How to use the CLOCC XML Parser
Assuming you've done the steps previously, all you'll need to do is load clocc.lisp and then the compiled version of xml.lisp.
The parser is defined in the cllib:
package.
How to parse XML
Find a short XML file on your machine. XML files are used for many purposes. Java and .Net uses them to hold configuration information.
Alternatively, find a short XML file on the web and copy it to your machine. There are many there too. Blogs, for example, use XML files to list new items, using RSS. The Wikipedia entry on RSS gives an example of such an XML.

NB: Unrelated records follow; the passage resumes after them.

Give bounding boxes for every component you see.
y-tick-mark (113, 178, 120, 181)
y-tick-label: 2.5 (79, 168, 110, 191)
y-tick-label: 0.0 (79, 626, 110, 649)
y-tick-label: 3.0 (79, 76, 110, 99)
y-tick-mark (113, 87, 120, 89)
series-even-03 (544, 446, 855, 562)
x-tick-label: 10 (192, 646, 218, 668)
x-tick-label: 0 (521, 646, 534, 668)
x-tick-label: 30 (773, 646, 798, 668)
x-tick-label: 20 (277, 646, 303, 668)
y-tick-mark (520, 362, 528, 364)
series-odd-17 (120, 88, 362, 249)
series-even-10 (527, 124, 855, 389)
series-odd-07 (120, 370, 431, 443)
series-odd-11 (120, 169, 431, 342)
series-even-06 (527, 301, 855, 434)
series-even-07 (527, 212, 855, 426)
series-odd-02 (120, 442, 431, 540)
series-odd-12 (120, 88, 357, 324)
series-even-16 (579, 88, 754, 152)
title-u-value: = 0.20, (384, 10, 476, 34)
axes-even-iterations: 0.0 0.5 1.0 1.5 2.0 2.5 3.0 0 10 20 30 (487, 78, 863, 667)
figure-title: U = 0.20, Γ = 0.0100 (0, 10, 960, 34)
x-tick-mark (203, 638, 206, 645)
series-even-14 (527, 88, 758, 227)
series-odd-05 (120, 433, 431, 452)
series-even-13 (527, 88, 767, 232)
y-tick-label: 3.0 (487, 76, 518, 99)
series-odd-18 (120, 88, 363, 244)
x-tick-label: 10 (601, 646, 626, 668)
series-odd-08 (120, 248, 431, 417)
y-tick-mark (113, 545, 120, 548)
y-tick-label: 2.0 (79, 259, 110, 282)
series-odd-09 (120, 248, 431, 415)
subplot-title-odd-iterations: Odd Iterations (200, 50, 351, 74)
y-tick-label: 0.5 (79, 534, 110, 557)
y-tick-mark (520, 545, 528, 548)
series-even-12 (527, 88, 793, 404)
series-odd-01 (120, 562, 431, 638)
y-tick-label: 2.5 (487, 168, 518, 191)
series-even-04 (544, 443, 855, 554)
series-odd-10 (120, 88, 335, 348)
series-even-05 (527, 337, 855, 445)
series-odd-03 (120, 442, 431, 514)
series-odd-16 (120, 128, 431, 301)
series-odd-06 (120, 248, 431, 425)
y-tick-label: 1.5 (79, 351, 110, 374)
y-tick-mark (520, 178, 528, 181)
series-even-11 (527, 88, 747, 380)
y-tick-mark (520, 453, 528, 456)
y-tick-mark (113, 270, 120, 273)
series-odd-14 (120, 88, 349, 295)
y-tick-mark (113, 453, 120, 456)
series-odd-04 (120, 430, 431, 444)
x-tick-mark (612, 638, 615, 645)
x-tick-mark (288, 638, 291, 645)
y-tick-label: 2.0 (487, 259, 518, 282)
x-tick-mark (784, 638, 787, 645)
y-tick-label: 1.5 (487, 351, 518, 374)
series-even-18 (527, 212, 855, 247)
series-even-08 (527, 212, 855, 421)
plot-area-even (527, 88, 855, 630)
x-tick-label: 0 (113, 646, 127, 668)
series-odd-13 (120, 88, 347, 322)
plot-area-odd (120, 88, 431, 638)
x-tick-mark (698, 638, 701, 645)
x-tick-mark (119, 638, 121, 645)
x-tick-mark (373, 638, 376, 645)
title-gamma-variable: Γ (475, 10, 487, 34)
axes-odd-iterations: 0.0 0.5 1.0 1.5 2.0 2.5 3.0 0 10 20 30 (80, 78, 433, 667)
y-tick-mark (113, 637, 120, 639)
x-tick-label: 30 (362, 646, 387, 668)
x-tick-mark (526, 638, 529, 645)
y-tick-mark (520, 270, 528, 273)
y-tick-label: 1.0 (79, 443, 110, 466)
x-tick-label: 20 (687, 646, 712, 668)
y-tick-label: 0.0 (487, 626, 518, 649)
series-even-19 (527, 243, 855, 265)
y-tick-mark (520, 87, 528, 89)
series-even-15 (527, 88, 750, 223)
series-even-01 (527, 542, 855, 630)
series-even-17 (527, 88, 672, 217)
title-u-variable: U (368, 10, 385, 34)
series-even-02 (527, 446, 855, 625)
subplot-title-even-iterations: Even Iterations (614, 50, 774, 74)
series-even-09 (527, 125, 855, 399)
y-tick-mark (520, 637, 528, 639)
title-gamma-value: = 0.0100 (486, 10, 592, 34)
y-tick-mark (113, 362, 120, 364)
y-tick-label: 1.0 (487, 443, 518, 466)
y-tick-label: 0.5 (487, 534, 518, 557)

Once you have a file with XML, you can parse it into Lisp with:
(cllib:xml-read-from-file pathname) Example: (cllib:xml-read-from-file "c:/cs325/code/test-bugs.xml")
The function returns a list of the top-level objects read from the XML file. See below for how to inspect these objects.
To parse XML directly from an input stream:
(cllib:with-xml-input (variable stream) <code that calls (read variable) to extract XML forms> )
This puts an "XML wrapper" around the input stream, similar
to the way Java uses wrappers around input streams. Each call to read
will try to read one XML object, including nested objects,
much the way read
on a regular Lisp input stream will read a list.
When testing XML forms, it's often handy to parse XML stored in a string. Here's a function that will read one XML object from a string:
(defun xml-read-from-string (string) (cllib:with-xml-input (in (make-string-input-stream string)) (read in)))
If you don't want to type cllib:
in front of
the XML parser function names, do the following in the
package cs325-user
:
(use-package :cllib)
If you do a (use-package :cllib)
, you will get warnings
about some name conflicts. Just select the
default response Unintern the conflicting symbol.
Or, just learn to type cllib: a lot.
How to process XML objects
Reading from a CLOCC XML stream returns objects of type
xml-obj
. CLOCC defines several functions for getting
data out of the object. To illustrate these functions, assume
we've done the following:
(setq xmlo (xml-read-from-string "<book id=\"book-1\"><title>Alas!</title><author>Anon</author></book>"))
The following functions will get data out of
xmlo
:
(cllib:xmlo-nm xmlo)
: returns the name of the top element, as a string, i.e.,"book"
.(cllib:xmlo-args xmlo)
: returns the attribute pairs of the top element, in a list, i.e.,(("id" "book-1"))
.(cllib:xmlo-data xmlo)
: returns the children of the top element, in a list, i.e.,(#<XML-OBJ title ...> #<XML-OBJ author ...>)
.
Using recursion, you can explore the entire XML tree with these functions.